By Michael Burns, courtesy SBAM Approved Partner ASE
Joint employment, independent contractors, and worker misclassification confusion has been an ongoing federal concern. New federal joint employer regulations were published by the U.S. Department of Labor late last month.
The new federal regulations try to simplify the tests to determine if a business and the contractor(s) they may hire to do work (or the franchise they set up) are engaging in a legal relationship as such, or alternatively, may be in fact be joint employers. If they are joint employers, the “parent” company will find itself with broader responsibilities and liabilities toward the business or franchise. The Obama administration had sought to erase the traditional, legal lines and virtually eliminate most contractor and franchise relationships. The new rules bring back “independence” between the businesses.

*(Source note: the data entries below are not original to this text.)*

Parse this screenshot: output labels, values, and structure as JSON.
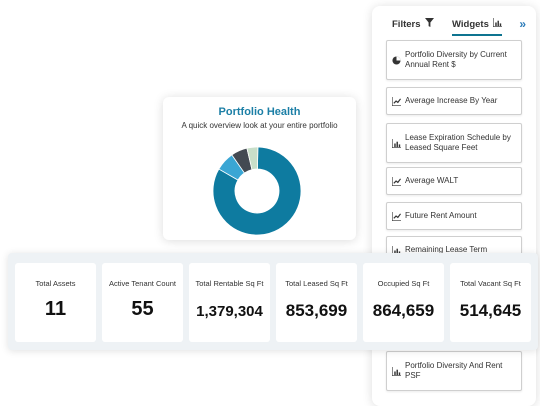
{
  "panel": {
    "tabs": {
      "filters": "Filters",
      "widgets": "Widgets"
    },
    "expand_icon": "chevron-double-right-icon",
    "widgets": [
      {
        "label": "Portfolio Diversity by Current Annual Rent $",
        "icon": "pie-chart-icon"
      },
      {
        "label": "Average Increase By Year",
        "icon": "line-chart-icon"
      },
      {
        "label": "Lease Expiration Schedule by Leased Square Feet",
        "icon": "bar-chart-icon"
      },
      {
        "label": "Average WALT",
        "icon": "line-chart-icon"
      },
      {
        "label": "Future Rent Amount",
        "icon": "line-chart-icon"
      },
      {
        "label": "Remaining Lease Term",
        "icon": "bar-chart-icon"
      },
      {
        "label": "Portfolio Diversity And Rent PSF",
        "icon": "bar-chart-icon"
      }
    ]
  },
  "health": {
    "title": "Portfolio Health",
    "subtitle": "A quick overview look at your entire portfolio",
    "donut_segments": [
      {
        "color": "#0e7ba0",
        "fraction": 0.83
      },
      {
        "color": "#3aa6d4",
        "fraction": 0.07
      },
      {
        "color": "#434a52",
        "fraction": 0.06
      },
      {
        "color": "#c9dfc9",
        "fraction": 0.04
      }
    ]
  },
  "stats": [
    {
      "label": "Total Assets",
      "value": "11"
    },
    {
      "label": "Active Tenant Count",
      "value": "55"
    },
    {
      "label": "Total Rentable Sq Ft",
      "value": "1,379,304"
    },
    {
      "label": "Total Leased Sq Ft",
      "value": "853,699"
    },
    {
      "label": "Occupied Sq Ft",
      "value": "864,659"
    },
    {
      "label": "Total Vacant Sq Ft",
      "value": "514,645"
    }
  ]
}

Misclassification of independent contractors is not just a federal concern. Last week, Michigan Attorney General Dana Nessel announced her office will be targeting employers that “cheat their employees of wages” by engaging them as independent contractors rather than employees. To do so, her office is establishing a Payroll Fraud Enforcement Union to investigate what they consider as “wage theft”.
Wage theft includes the situation when an employer engages an independent contractor that otherwise should have been “employed” rather than “contracted” with. Employed means payrolling, collecting and submitting taxes, recordkeeping, paying by hours worked versus by the job, and much more. Contracting means just signing an agreement with the vendor and paying them their fee when the job is completed. The Attorney General’s office stated that they were primarily concerned with nonpayment of overtime that may be worked.
Attorney General Nessel listed the industries where violations were commonly found. These are construction, landscaping, janitorial services, child care, beauty and personal care services, retail, food services, car wash, and home health care industries.
The problems resulting from misclassification of independent contractor status are not only loss of tax dollars to the state and federal government, but also the alleged creation of an uncompetitive business environment because independent contractors are a less expensive alternative. By using them a company can bid 20 – 30% under companies that employ legitimately. The cost of misclassification to workers was estimated to be $419 million between 2013 and 2015. It’s estimated to have cost the state $107 million per year in tax revenue.
In addition to the above enforcement activity, Democrats intend to introduce legislation this year increasing civil and criminal wage-theft penalties as well as improve whistleblower protections, audit violators, and require employers in violation of the law to pay back wages if they are caught.